Konsekwencje własnych decyzji i słabości ponoszą niejednokrotnie bohaterowie → legend ludowych i → bajek ajtiologicznych. Nieprzestrzeganie określonych zasad (moralnych, religijnych), podobnie jak w podaniach (np. T 4015), powoduje, że stają się ofiarami przedstawicieli sacrum (→ aniołów, → śmierci, diabła), z boskiego nakazu wymierzających karę grzesznikom. Najpełniej obrazują to realizacje T 759 „Dziwne sądy Boże”, w których nieprzestrzegający przykazań ludzie tracą mienie, swoich bliskich, a nawet życie:

Potem wchodzą na most, aż napotykają ubogiego żebraka kalekiego na kijach opierającego się; więc ten pielgrzym co znał czary porwał tego żebraka za rękę i nogę, rzucił go do wody i utopił od razu.
Tedy pustelnik zdziwiony co to jest, niecierpliwie powiada do kolegi: ach ty Boże mój, jakżeś ty bracie niesłusznie zrobił, takiego biednego kalekiego gubiąc; wolałbyś tamtego pijanego; wszak ten taki nabożny, a utopiłeś go. Ja z tobą lękam się chodzić. […] Więc ten czarownik kolega, pustelnikowi odpowiada: Oto ja tobie wszystko opowiem co ja wiem i co ja robiłem. […] Ten co leżał w rowie pijany i spał, to on nic nie myślał złego ani grzeszył, przez to że spał. A ten co szedł ułomny kaleka, to on jak spostrzegł tego pijaka śpiącego, więc śpieszył aby go zabić na śmierć i obebrać (odebrać) co miał; więc ja go za to utopiłem, aby więcej nie grzeszył (Karłowicz 1887, s. 282-283).

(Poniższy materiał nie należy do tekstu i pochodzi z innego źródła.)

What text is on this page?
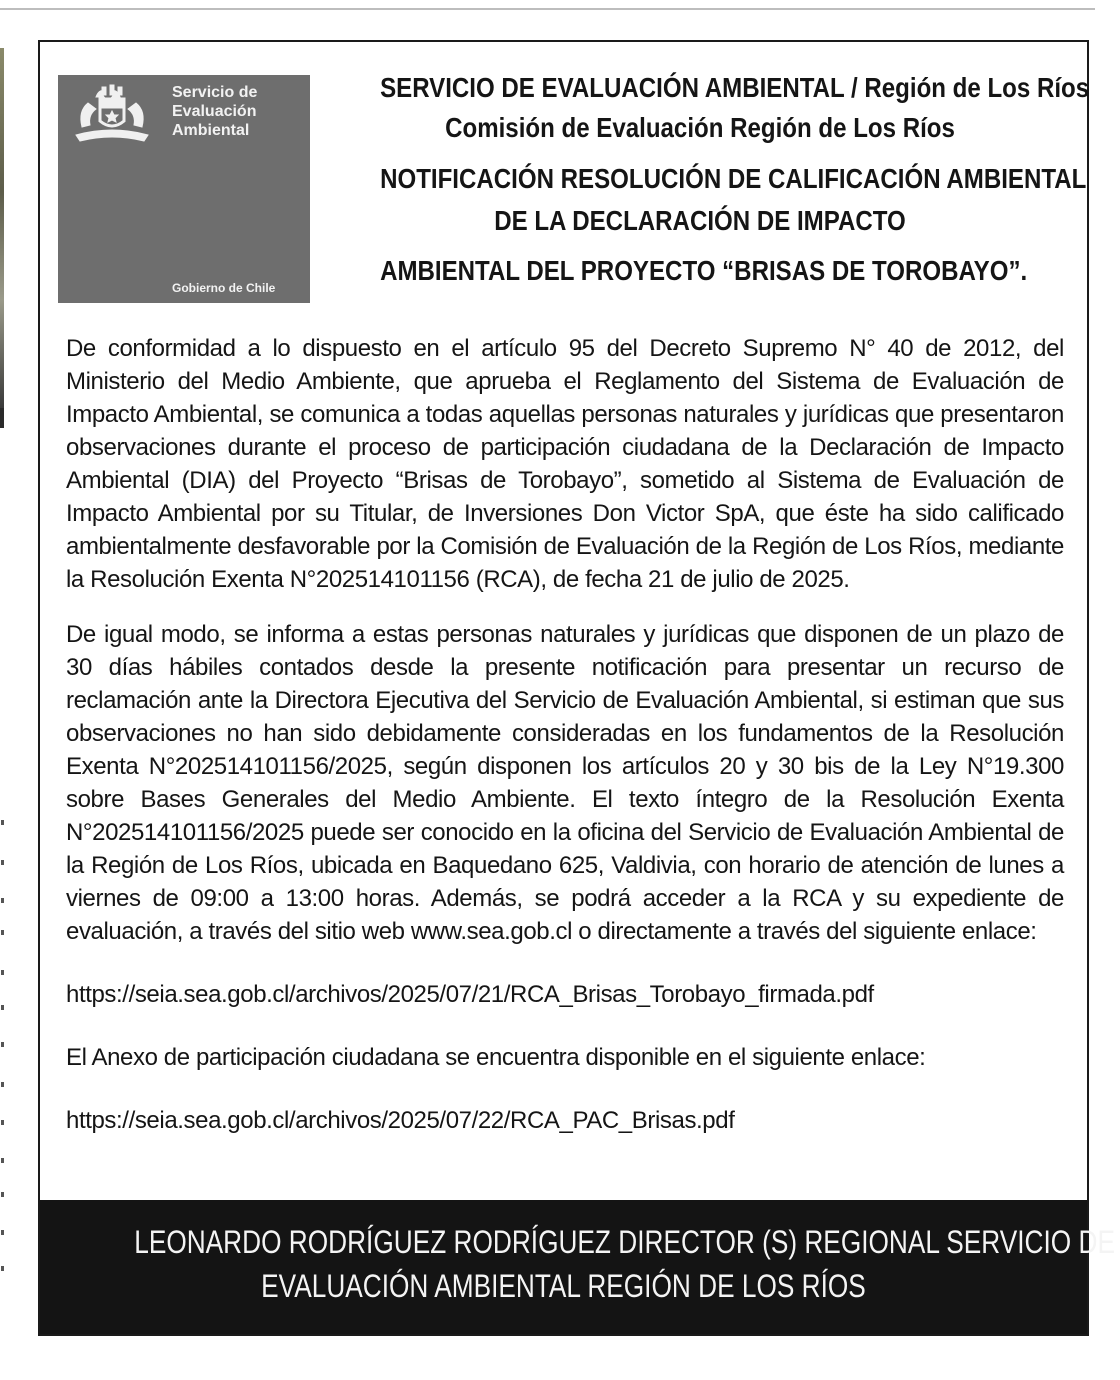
Servicio de
Evaluación
Ambiental
Gobierno de Chile
SERVICIO DE EVALUACIÓN AMBIENTAL / Región de Los Ríos
Comisión de Evaluación Región de Los Ríos
NOTIFICACIÓN RESOLUCIÓN DE CALIFICACIÓN AMBIENTAL
DE LA DECLARACIÓN DE IMPACTO
AMBIENTAL DEL PROYECTO “BRISAS DE TOROBAYO”.

De conformidad a lo dispuesto en el artículo 95 del Decreto Supremo N° 40 de 2012, del Ministerio del Medio Ambiente, que aprueba el Reglamento del Sistema de Evaluación de Impacto Ambiental, se comunica a todas aquellas personas naturales y jurídicas que presentaron observaciones durante el proceso de participación ciudadana de la Declaración de Impacto Ambiental (DIA) del Proyecto “Brisas de Torobayo”, sometido al Sistema de Evaluación de Impacto Ambiental por su Titular, de Inversiones Don Victor SpA, que éste ha sido calificado ambientalmente desfavorable por la Comisión de Evaluación de la Región de Los Ríos, mediante la Resolución Exenta N°202514101156 (RCA), de fecha 21 de julio de 2025.

De igual modo, se informa a estas personas naturales y jurídicas que disponen de un plazo de 30 días hábiles contados desde la presente notificación para presentar un recurso de reclamación ante la Directora Ejecutiva del Servicio de Evaluación Ambiental, si estiman que sus observaciones no han sido debidamente consideradas en los fundamentos de la Resolución Exenta N°202514101156/2025, según disponen los artículos 20 y 30 bis de la Ley N°19.300 sobre Bases Generales del Medio Ambiente. El texto íntegro de la Resolución Exenta N°202514101156/2025 puede ser conocido en la oficina del Servicio de Evaluación Ambiental de la Región de Los Ríos, ubicada en Baquedano 625, Valdivia, con horario de atención de lunes a viernes de 09:00 a 13:00 horas. Además, se podrá acceder a la RCA y su expediente de evaluación, a través del sitio web www.sea.gob.cl o directamente a través del siguiente enlace:

https://seia.sea.gob.cl/archivos/2025/07/21/RCA_Brisas_Torobayo_firmada.pdf

El Anexo de participación ciudadana se encuentra disponible en el siguiente enlace:

https://seia.sea.gob.cl/archivos/2025/07/22/RCA_PAC_Brisas.pdf

LEONARDO RODRÍGUEZ RODRÍGUEZ DIRECTOR (S) REGIONAL SERVICIO DE
EVALUACIÓN AMBIENTAL REGIÓN DE LOS RÍOS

W bajkach ajtiologicznych niewywiązywanie się z zasad religijnych i prowadzenie grzesznego żywota może skutkować nieodwracalną zamianą człowieka w zwierzę lub roślinę:

A u nas pono w dawnych czasach zdarzyło się, że było dwu braci, co się bardzo kochali, i byli pono najładniejsi na świecie. Tak oni nic nie robili, jino się na siebie patrzyli, i tak se gadali: „Jakiś ty śliczny, aniołowie w niebie nie są ładniejsi od ciebie?” Za to Pan Bóg ich skarał i zamienił w kwiatek, co się nazywa bratek (T 2660 „Bratki”; Gustawicz 1882, s. 308).

Odmienny typ ofiary występuje w bajkach komicznych i zwierzęcych. W obu wypadkach człowiek, demon lub zwierzę staje się obiektem kpin, niewybrednych żartów, niekiedy traci majątek, a w wyjątkowych wypadkach zostaje poturbowany bądź ginie. Zdarza się, że → głupota bohatera doprowadza do katastrofy, która staje się karą za niewłaściwe postępowanie (Wachcińska, zob. Netografia). Ponieważ zasadniczym celem tego typu opowieści jest rozbawienie słuchacza, a przy okazji napiętnowanie ludzkich przywar, istotę poddawaną prześmiewczym działaniom można nazwać ofiarą komiczną (Żygulski 1985, s. 28). Szkody, jakich bohater doznaje, nierzadko bardzo dotkliwe, z reguły są efektem jego naiwności, braku rozsądku, lenistwa lub skąpstwa, więc kłopoty, w jakie on wpada, w większym stopniu niż współczucie wywołują rozbawienie bądź zaskoczenie odbiorcy:

Nad dużym stawem mieli żydzi karczmę. Synek karczmarza, mały Mojsie, biegał nad stawem, obsunęła mu się noga, wpadł do wody i utonął. Nad wieczorem karczmarka, niespokojna o chłopca, zaczęła go szukać i wołać: „Mojsie! wo bist du?” Ze stawu przeciągły głos odpowiadał: du... du... du... du...
Karczmarka zawołała męża: „Jankiel, Jankiel! nasze Mojsie du.” Jankiel rozebrał się, wszedł do stawu, aby zabrać chłopaka, który wciąż „dukat.” Zalazł Jankiel na głęboką wodę i sam utonął. A to nie Mojsie, jeno żaby tak wołały: du... du... du... duo (T 1690 „Głupia matka”; Janowski 1902, s. 121).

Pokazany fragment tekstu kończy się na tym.